Crude’s decline “will probably weigh on sentiment a little bit and we may see some risk-off moves associated with that,” said James Woods, a strategist at Rivkin Securities in Sydney. “We’ll have an update from Shinzo Abe in Japan today, just running through the measures of the 28 trillion yen stimulus package. It’s really what’s going to dictate risk sentiment today.”

Stimulus Package

Japan’s government is set to announce 4.6 trillion yen ($45 billion) in extra spending for the current fiscal year on Tuesday, according to a draft of the plan obtained by Bloomberg that was being discussed by ruling party lawmakers ahead of a cabinet meeting. The spending is part of what Prime Minister Abe has flagged as a 28 trillion yen program.

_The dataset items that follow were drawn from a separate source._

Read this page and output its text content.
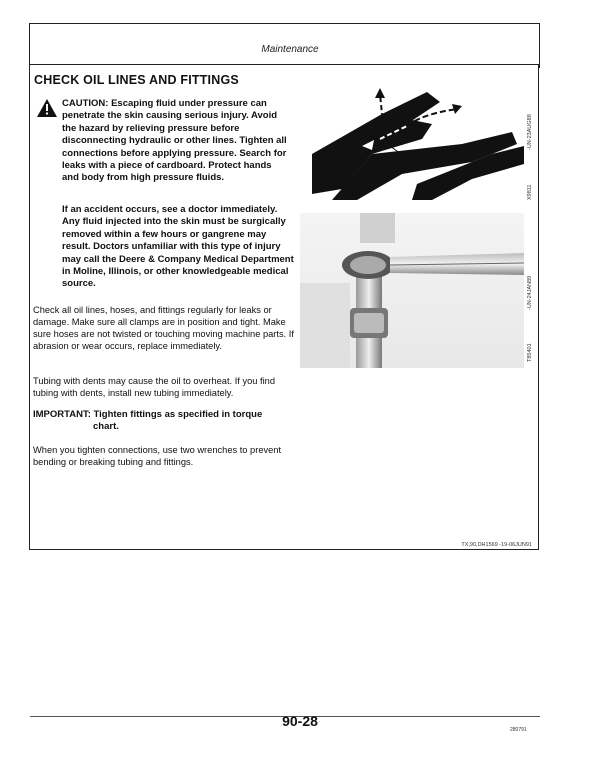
Maintenance
CHECK OIL LINES AND FITTINGS
CAUTION: Escaping fluid under pressure can penetrate the skin causing serious injury. Avoid the hazard by relieving pressure before disconnecting hydraulic or other lines. Tighten all connections before applying pressure. Search for leaks with a piece of cardboard. Protect hands and body from high pressure fluids.
If an accident occurs, see a doctor immediately. Any fluid injected into the skin must be surgically removed within a few hours or gangrene may result. Doctors unfamiliar with this type of injury may call the Deere & Company Medical Department in Moline, Illinois, or other knowledgeable medical source.
Check all oil lines, hoses, and fittings regularly for leaks or damage. Make sure all clamps are in position and tight. Make sure hoses are not twisted or touching moving machine parts. If abrasion or wear occurs, replace immediately.
Tubing with dents may cause the oil to overheat. If you find tubing with dents, install new tubing immediately.
IMPORTANT: Tighten fittings as specified in torque
chart.
When you tighten connections, use two wrenches to prevent bending or breaking tubing and fittings.
-UN-23AUG88
X9811
-UN-24JAN89
T85401
TX,90,DH1569 -19-06JUN91
90-28
280791
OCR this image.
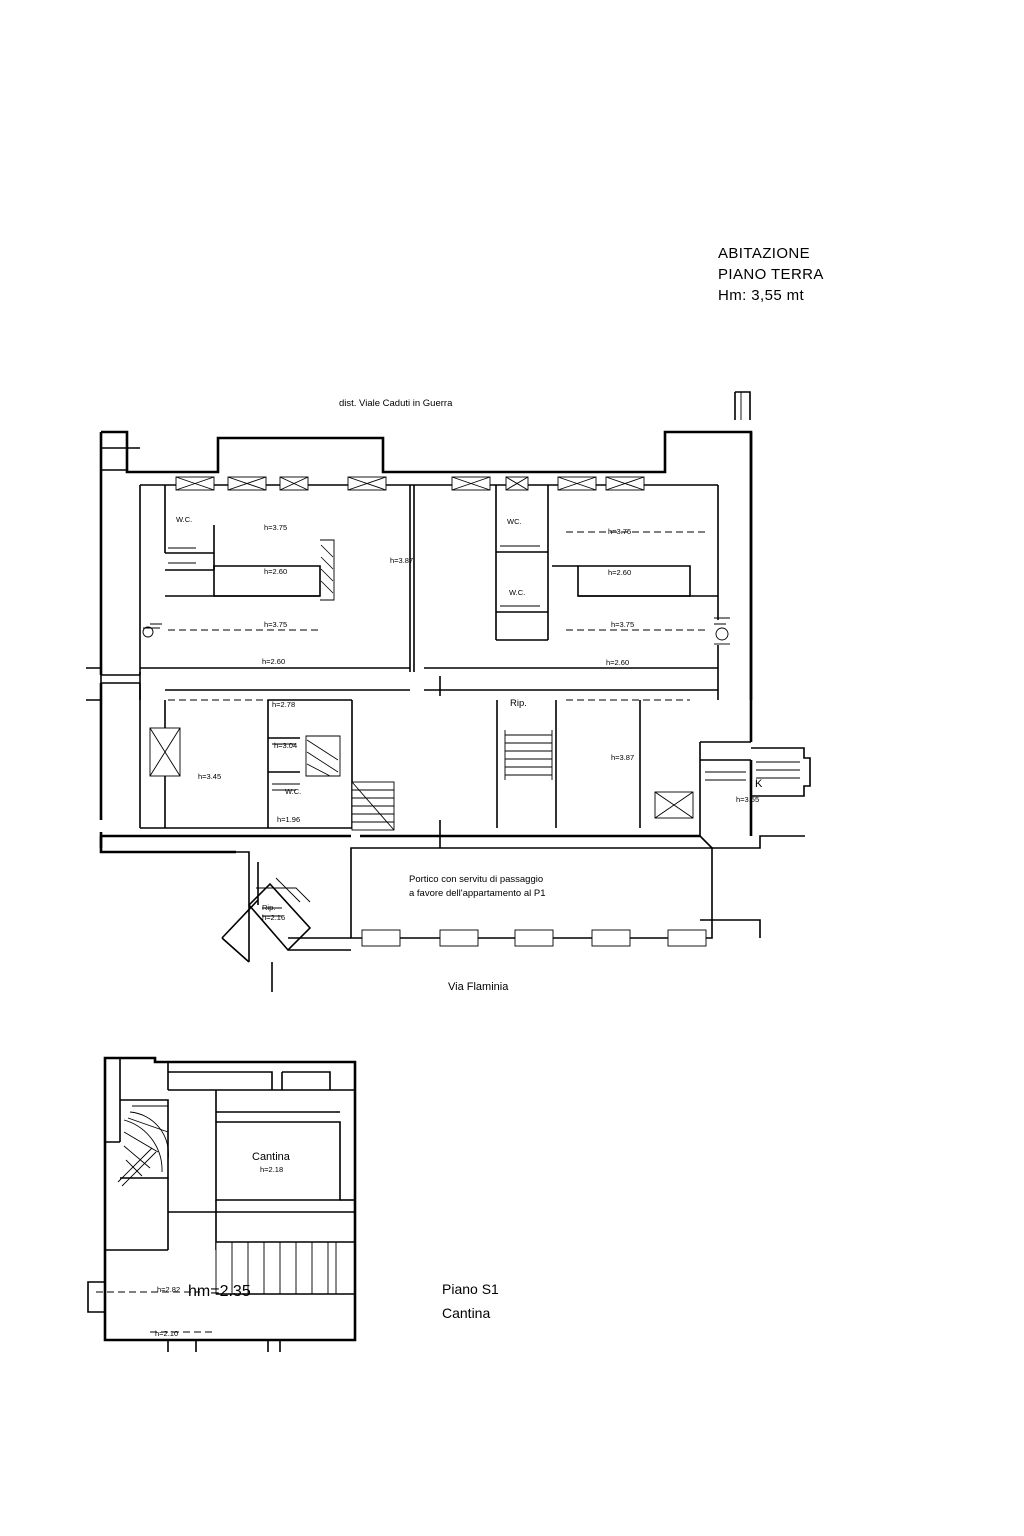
ABITAZIONE
PIANO TERRA
Hm: 3,55 mt
dist. Viale Caduti in Guerra
Via Flaminia
Portico con servitu di passaggio
a favore dell'appartamento al P1
Piano S1
Cantina
W.C.	WC.
W.C.
W.C.
Rip.
Rip.
h=2.16
K
h=3.55
h=1.96
h=3.75
h=2.60
h=3.87
h=3.75
h=2.60
h=3.75
h=2.60
h=3.75
h=2.60
h=2.78
h=3.04
h=3.45
h=3.87
Cantina
h=2.18
hm=2.35
h=2.82
h=2.10
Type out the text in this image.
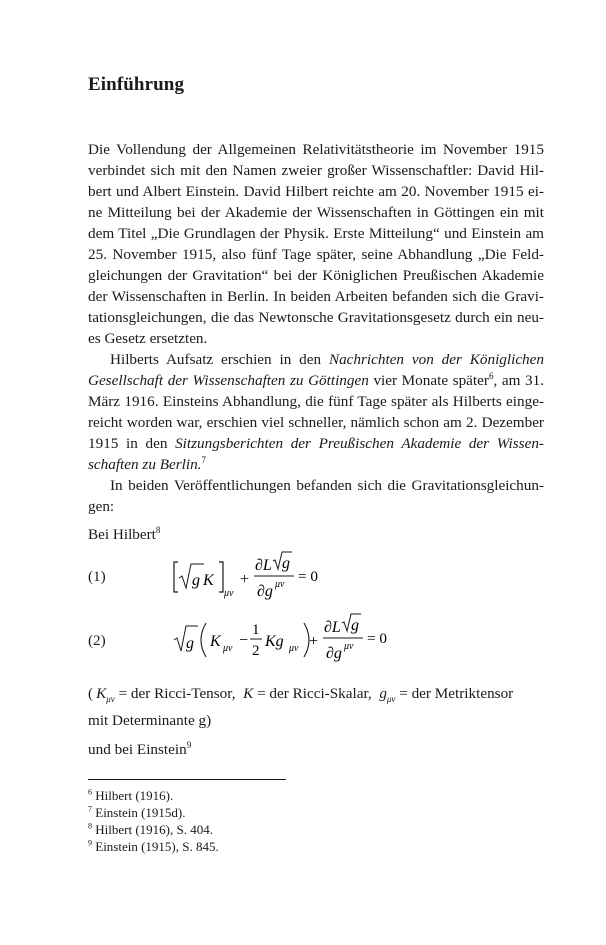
Einführung

Die Vollendung der Allgemeinen Relativitätstheorie im November 1915
verbindet sich mit den Namen zweier großer Wissenschaftler: David Hil-
bert und Albert Einstein. David Hilbert reichte am 20. November 1915 ei-
ne Mitteilung bei der Akademie der Wissenschaften in Göttingen ein mit
dem Titel „Die Grundlagen der Physik. Erste Mitteilung“ und Einstein am
25. November 1915, also fünf Tage später, seine Abhandlung „Die Feld-
gleichungen der Gravitation“ bei der Königlichen Preußischen Akademie
der Wissenschaften in Berlin. In beiden Arbeiten befanden sich die Gravi-
tationsgleichungen, die das Newtonsche Gravitationsgesetz durch ein neu-
es Gesetz ersetzten.

Hilberts Aufsatz erschien in den Nachrichten von der Königlichen
Gesellschaft der Wissenschaften zu Göttingen vier Monate später$^6$, am 31.
März 1916. Einsteins Abhandlung, die fünf Tage später als Hilberts einge-
reicht worden war, erschien viel schneller, nämlich schon am 2. Dezember
1915 in den Sitzungsberichten der Preußischen Akademie der Wissen-
schaften zu Berlin.$^7$

In beiden Veröffentlichungen befanden sich die Gravitationsgleichun-
gen:

Bei Hilbert$^8$
(1)	g K
μν
+
∂L g
∂g μν = 0
(2)	g K μν −
1
2
Kg μν +
∂L g
∂g μν = 0
( $K_{\mu\nu}$ = der Ricci-Tensor, K = der Ricci-Skalar, $g_{\mu\nu}$ = der Metriktensor
mit Determinante g)
und bei Einstein$^9$
$^6$ Hilbert (1916).
$^7$ Einstein (1915d).
$^8$ Hilbert (1916), S. 404.
$^9$ Einstein (1915), S. 845.
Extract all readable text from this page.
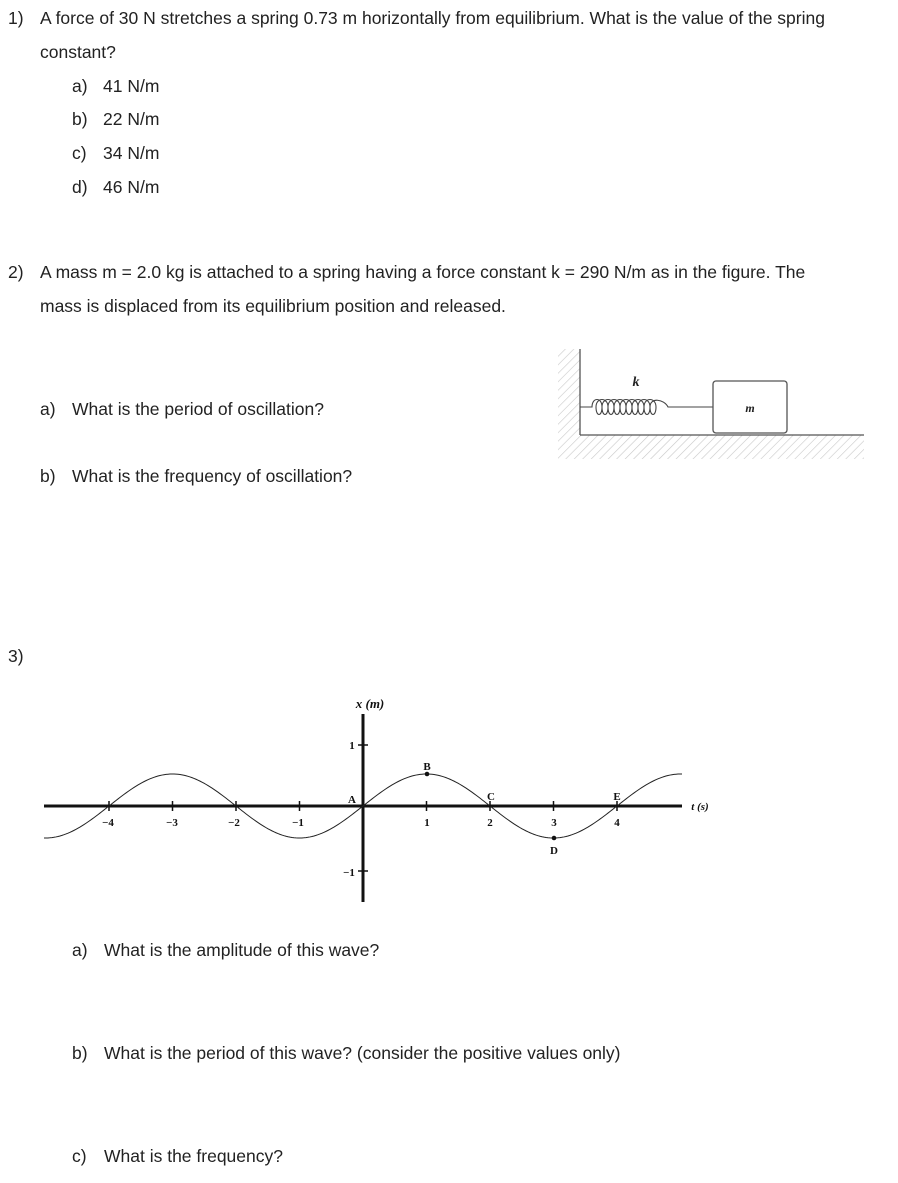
1) A force of 30 N stretches a spring 0.73 m horizontally from equilibrium. What is the value of the spring
constant?
a) 41 N/m
b) 22 N/m
c) 34 N/m
d) 46 N/m
2) A mass m = 2.0 kg is attached to a spring having a force constant k = 290 N/m as in the figure. The
mass is displaced from its equilibrium position and released.
a) What is the period of oscillation?
b) What is the frequency of oscillation?
k
m
3)
x (m)
t (s)
1
−1
−4	−3	−2	−1	1	2	3	4
A
B
C
D
E
a) What is the amplitude of this wave?
b) What is the period of this wave? (consider the positive values only)
c) What is the frequency?
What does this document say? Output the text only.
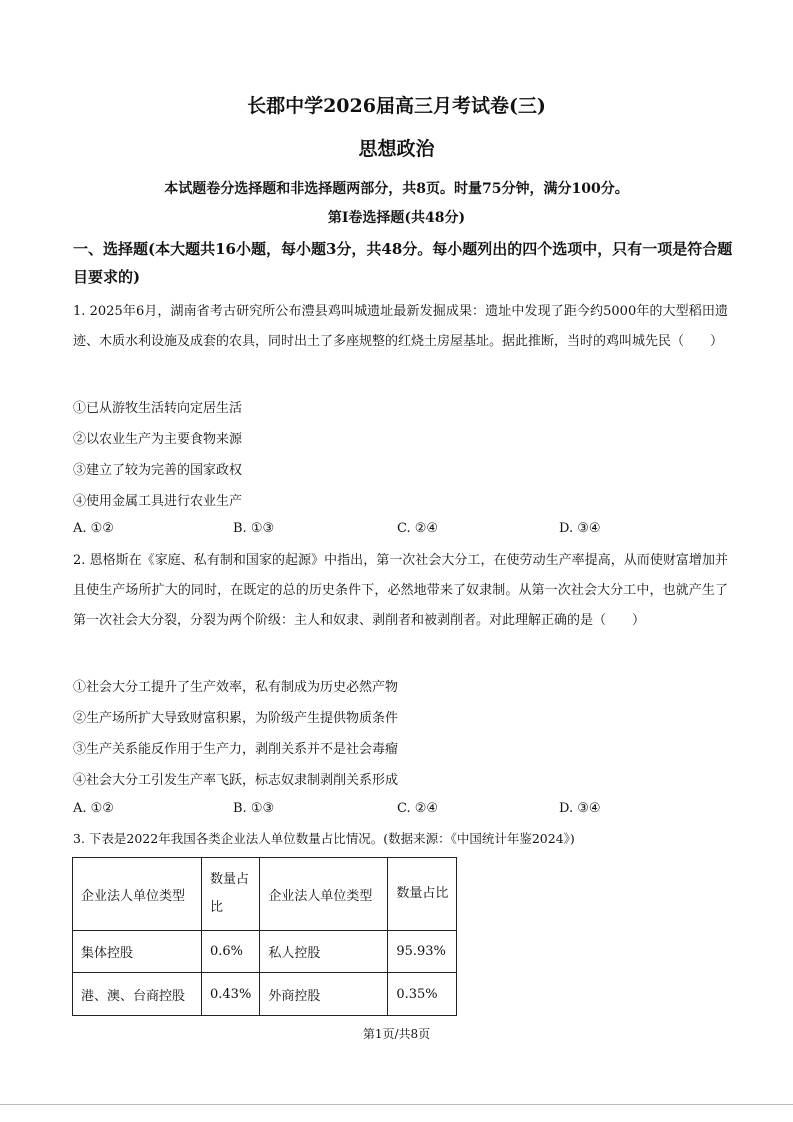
长郡中学2026届高三月考试卷(三)
思想政治
本试题卷分选择题和非选择题两部分，共8页。时量75分钟，满分100分。
第Ⅰ卷选择题(共48分)
一、选择题(本大题共16小题，每小题3分，共48分。每小题列出的四个选项中，只有一项是符合题目要求的)
1. 2025年6月，湖南省考古研究所公布澧县鸡叫城遗址最新发掘成果：遗址中发现了距今约5000年的大型稻田遗迹、木质水利设施及成套的农具，同时出土了多座规整的红烧土房屋基址。据此推断，当时的鸡叫城先民（　　）
①已从游牧生活转向定居生活
②以农业生产为主要食物来源
③建立了较为完善的国家政权
④使用金属工具进行农业生产
A. ①②	B. ①③	C. ②④	D. ③④
2. 恩格斯在《家庭、私有制和国家的起源》中指出，第一次社会大分工，在使劳动生产率提高，从而使财富增加并且使生产场所扩大的同时，在既定的总的历史条件下，必然地带来了奴隶制。从第一次社会大分工中，也就产生了第一次社会大分裂，分裂为两个阶级：主人和奴隶、剥削者和被剥削者。对此理解正确的是（　　）
①社会大分工提升了生产效率，私有制成为历史必然产物
②生产场所扩大导致财富积累，为阶级产生提供物质条件
③生产关系能反作用于生产力，剥削关系并不是社会毒瘤
④社会大分工引发生产率飞跃，标志奴隶制剥削关系形成
A. ①②	B. ①③	C. ②④	D. ③④
3. 下表是2022年我国各类企业法人单位数量占比情况。(数据来源：《中国统计年鉴2024》)
企业法人单位类型	数量占比	企业法人单位类型	数量占比
集体控股	0.6%	私人控股	95.93%
港、澳、台商控股	0.43%	外商控股	0.35%
第1页/共8页
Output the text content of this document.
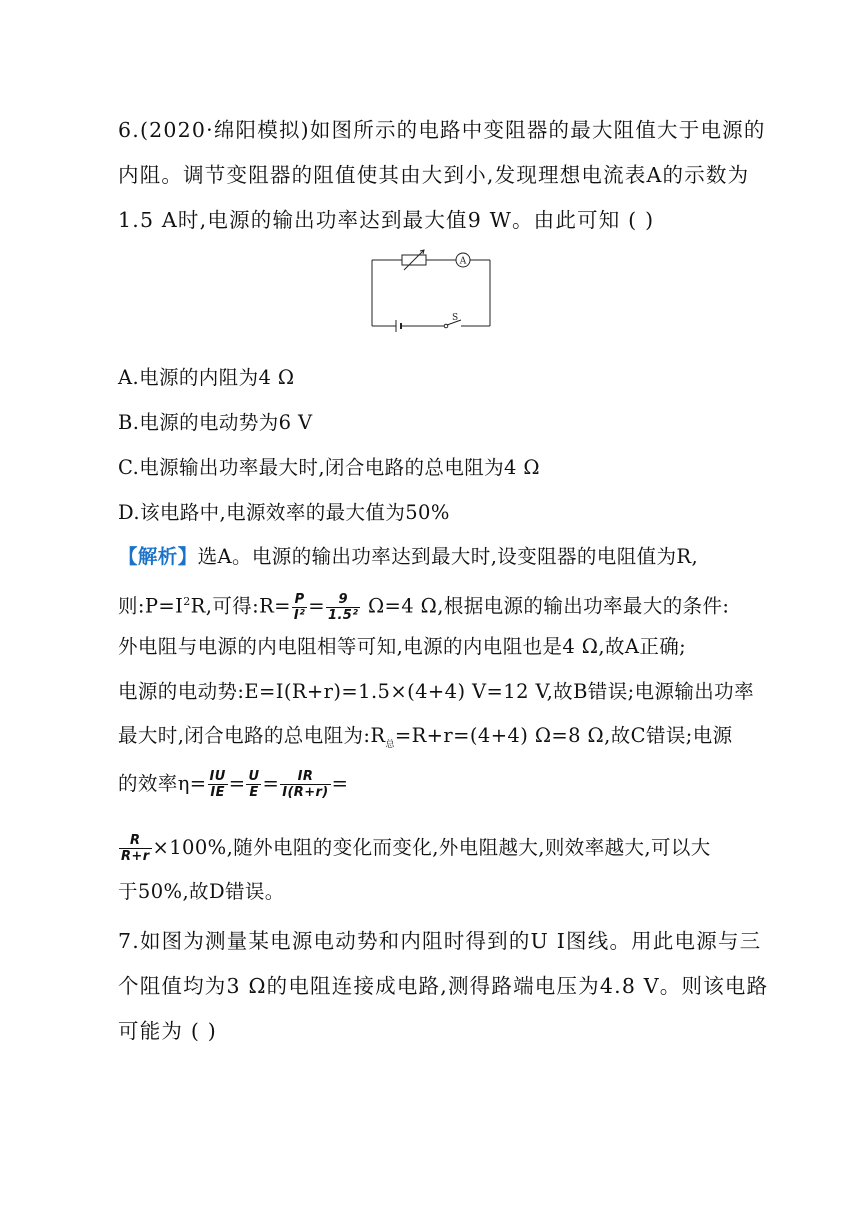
6.(2020·绵阳模拟)如图所示的电路中变阻器的最大阻值大于电源的
内阻。调节变阻器的阻值使其由大到小,发现理想电流表A的示数为
1.5 A时,电源的输出功率达到最大值9 W。由此可知 ( )
A
S
A.电源的内阻为4 Ω
B.电源的电动势为6 V
C.电源输出功率最大时,闭合电路的总电阻为4 Ω
D.该电路中,电源效率的最大值为50%
【解析】选A。电源的输出功率达到最大时,设变阻器的电阻值为R,
则$:P=I^2R$,可得:R= $\frac{P}{\text{I²}} = \frac{9}{\text{1.5²}} \Omega=4$ Ω,根据电源的输出功率最大的条件:
外电阻与电源的内电阻相等可知,电源的内电阻也是4 Ω,故A正确;
电源的电动势:E=I(R+r)=1.5×(4+4) V=12 V,故B错误;电源输出功率
最大时,闭合电路的总电阻为$:R_总=R+r=(4+4)$ Ω=8 Ω,故C错误;电源
的效率$\eta= \frac{IU}{IE} = \frac{U}{E} = \frac{IR}{I(R+r)}$ =
$\frac{R}{R+r} \times 100\%$,随外电阻的变化而变化,外电阻越大,则效率越大,可以大
于50%,故D错误。
7.如图为测量某电源电动势和内阻时得到的U I图线。用此电源与三
个阻值均为3 Ω的电阻连接成电路,测得路端电压为4.8 V。则该电路
可能为 ( )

Australia’s S&P/ASX 200 Index resumed declines and dropped 0.8 percent, the most in four weeks, after the nation’s central bank cut interest rates to a record low to spur inflation and support the labor market. New Zealand’s S&P/NZX 50 Index lost 0.4 percent, retreating from a record and South Korea’s Kospi Index slipped 0.5 percent. Singapore’s STI Index decreased 1.4 percent Vietnam’s VN Index was down 1.9 percent.

Inpex Corp. fell 5.5 percent in Tokyo leading declines in energy companies. Kotobuki Spirits Co. dropped 13 percent after first-quarter earnings slumped. Philippine Long Distance Telephone Co. lost 8.2 percent, the most in five months, after cutting its dividend amid a drop in profits.

Trading in Hong Kong’s stocks and derivatives markets was canceled as typhoon Nida lashed the city, disrupting business and flights. The Shanghai Composite Index rose 0.6 percent.

Futures on the S&P 500 Index declined 0.1 percent. The U.S. equity benchmark index retreated 0.1 percent on Monday, with a slump in energy shares outweighing gains in health-care and technology companies.